The leader is committed, passionate, and determined. The director is detached, calculating and flexible. The manager is engaged, pragmatic and realistic

If you had picked up a book fifty years ago about the job of running an organisation, it would almost certainly have had the word ‘management’ in the title. During the 1980’s, it was suggested that whilst management is fine in a stable environment, change requires leadership. As the rate of change continued to increase, so did the emphasis on leadership. Today, running a business is understood to be a matter of leadership. Management is regarded as old fashioned or worse. That is a problem.

The reason that the theme of leadership arose in the 1980’s is that by then the inadequacy of the idea that organisations are machines and running them was an engineering task was beginning to be obvious. If organisations are organisms made up of people, then the performance of the organisations will depend to a large part on the motivation of the people in them, and they need to be led.

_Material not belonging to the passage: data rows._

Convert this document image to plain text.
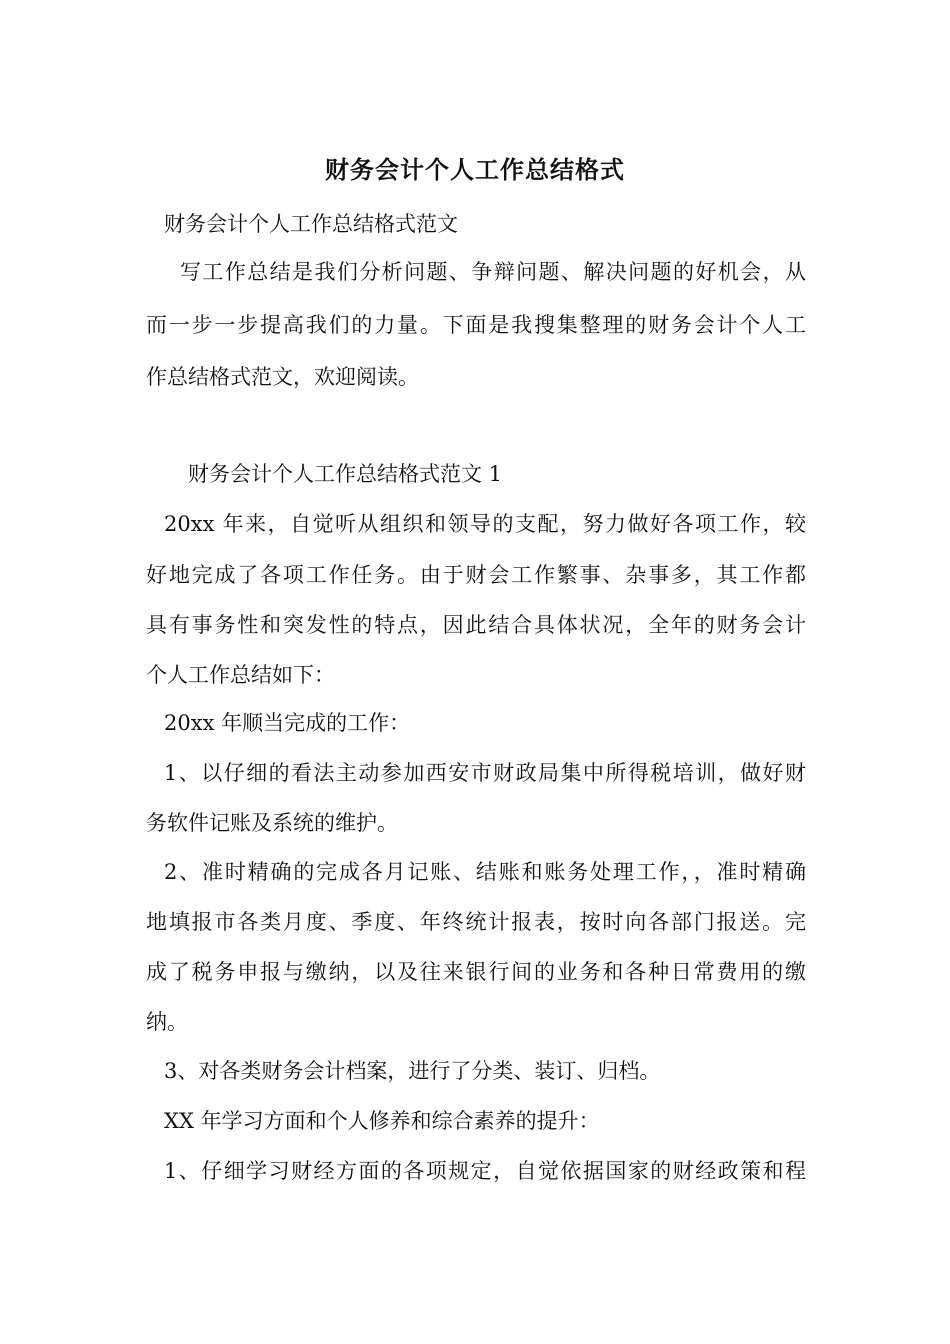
财务会计个人工作总结格式
财务会计个人工作总结格式范文
写工作总结是我们分析问题、争辩问题、解决问题的好机会，从
而一步一步提高我们的力量。下面是我搜集整理的财务会计个人工
作总结格式范文，欢迎阅读。
财务会计个人工作总结格式范文 1
20xx 年来，自觉听从组织和领导的支配，努力做好各项工作，较
好地完成了各项工作任务。由于财会工作繁事、杂事多，其工作都
具有事务性和突发性的特点，因此结合具体状况，全年的财务会计
个人工作总结如下：
20xx 年顺当完成的工作：
1、以仔细的看法主动参加西安市财政局集中所得税培训，做好财
务软件记账及系统的维护。
2、准时精确的完成各月记账、结账和账务处理工作，，准时精确
地填报市各类月度、季度、年终统计报表，按时向各部门报送。完
成了税务申报与缴纳，以及往来银行间的业务和各种日常费用的缴
纳。
3、对各类财务会计档案，进行了分类、装订、归档。
XX 年学习方面和个人修养和综合素养的提升：
1、仔细学习财经方面的各项规定，自觉依据国家的财经政策和程
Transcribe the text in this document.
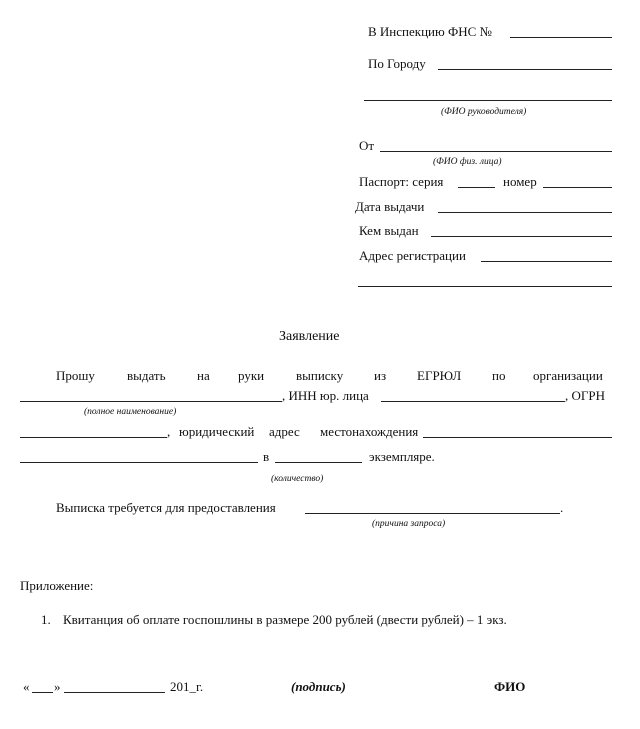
В Инспекцию ФНС №
По Городу
(ФИО руководителя)
От
(ФИО физ. лица)
Паспорт: серия	номер
Дата выдачи
Кем выдан
Адрес регистрации
Заявление
Прошу выдать на руки выписку из ЕГРЮЛ по организации
, ИНН юр. лица	, ОГРН
(полное наименование)
, юридический адрес местонахождения
в	экземпляре.
(количество)
Выписка требуется для предоставления	.
(причина запроса)
Приложение:
1. Квитанция об оплате госпошлины в размере 200 рублей (двести рублей) – 1 экз.
« »	201_г.	(подпись)	ФИО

The military have known that for centuries. But they also know that efficient management is part of any general’s job. If his highly motivated men arrive on a battlefield without food and ammunition and the artillery got lost along the way, they will probably fight bravely and lose. There is a well known military saying that amateurs talk tactics and professionals talk logistics.

People only change when they are ready, willing and able. Leaders address all three: head, heart and hand

Management matters, and it always will. So does leadership. So does something else which nobody in the business schools seems to have noticed. In the military it is called ‘command’. In business we might call it ‘directing’. Being part of the group running a business organisation requires mastering three sets of skills: the executive’s trinity.

In the business world, we not only suppress management, but lump directing and leadership together. However, the skills required are quite different. Because we don’t distinguish them, we can get good leaders who are poor directors and vice versa, and we develop people as leaders and then expect them to be able to demonstrate the abilities of directing which they have not been trained in. Executives need to be able to deal with concepts, things and people. Not surprisingly, the individuals who master all of these challenges in equal measure are very rare. So we need all the help we can get.

John Adair defined the three circles of leadership several decades ago. Effective leadership involves balancing the requirements of the task, the team and the individual. The requirements are constantly changing, so a good leader adjusts the balance of their attention. That is about what leaders do, not what they are and is eminently practical. Adair’s model remains as valid today as ever it did. The other elements of the trinity need more attention.